Slater and Gordon commercial litigation lawyer Steven Lewis says the firm has been investigating evidence from some of the church's former workers.
"We have undertaken an investigation into that and we've come to the conclusion that indeed they were employees and they're entitled to be paid wages, back wages and other entitlements including superannuation under the Fair Work Act," he said.
Only those who worked for the Church of Scientology in the last six years are eligible to participate in any class action due to the statute of limitations.
Mr Lewis says evidence that some workers were getting as little as $10 a week means back-pay claims could be substantial.
"Potentially it could be for very large sums of money," he said.
"In addition, the court has the authority under the Fair Work Act to impose a civil penalty in respect of each breach of the Act."
Jordan Anderson, who featured in the Four Corners program that led to the Fair Work ombudsman's inquiry, will be part of the class action.
Her mother Liz was one of the first people to talk to Slater and Gordon.
"This whole issue in relation to workplace relations has all come about because of Jordan's treatment in the Sea Organisation where she worked for years - 9:00 in the morning till 10:00 at night - with little or no time off on a gruelling schedule," she said.
"I was just driven because I knew that something was wrong. There is no way a person, a minor, should be treated like that." 'Inaccurate claims'
Lateline approached the Church of Scientology for an interview but they turned down the request, saying the church has said all it needs to in relation to the Fair Work ombudsman's draft findings.
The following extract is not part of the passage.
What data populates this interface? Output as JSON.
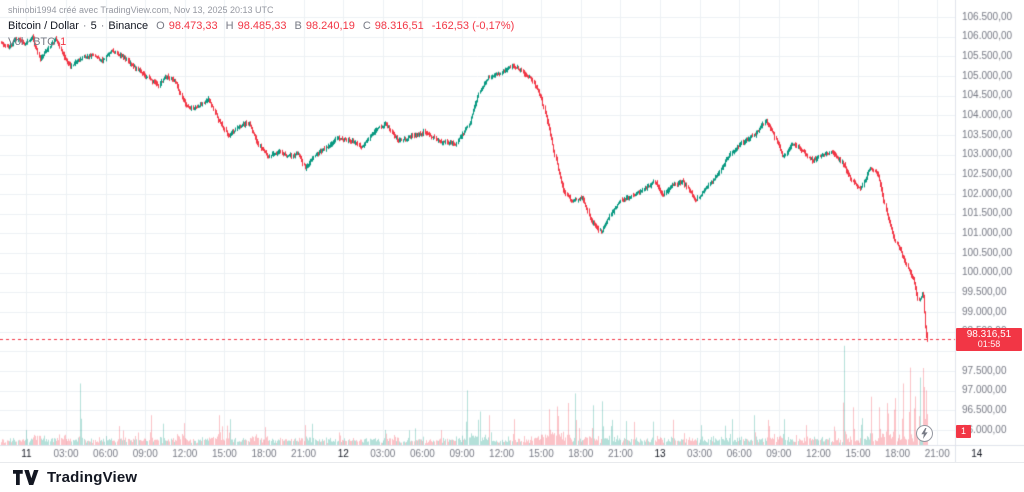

In a statement, the church told the ABC that it rejects the "inaccurate claims made by a handful of embittered former members".
In an interview with ABC News on Wednesday, church spokeswoman Virginia Stewart compared their workers to volunteer fire fighters.
"For example, in Australia the rural fire brigade has over 75,000 volunteers around Australia," she said.
"These are people who very strongly feel about helping their community and it's the same with Scientology volunteers.
"We're doing work on drug rehabilitation and promoting human rights, so the majority of people who help our church actually work a job during the day and get paid a normal wage, and then they volunteer additional time for the church."
But Mr Lewis from Slater and Gordon says the workers were treated as employees.
"These people were forced to sign contracts. The contracts refer to them in many instances as employees," he said.
"They were given pay slips, they were given group certificates; all the documentation points to the fact they were employees and they weren't paid the minimum wage.
"These people were employees and have rights under the law."
Lateline understands the Fair Work ombudsman's final report into to the Church of Scientology will be released to the complainants and the church on Friday.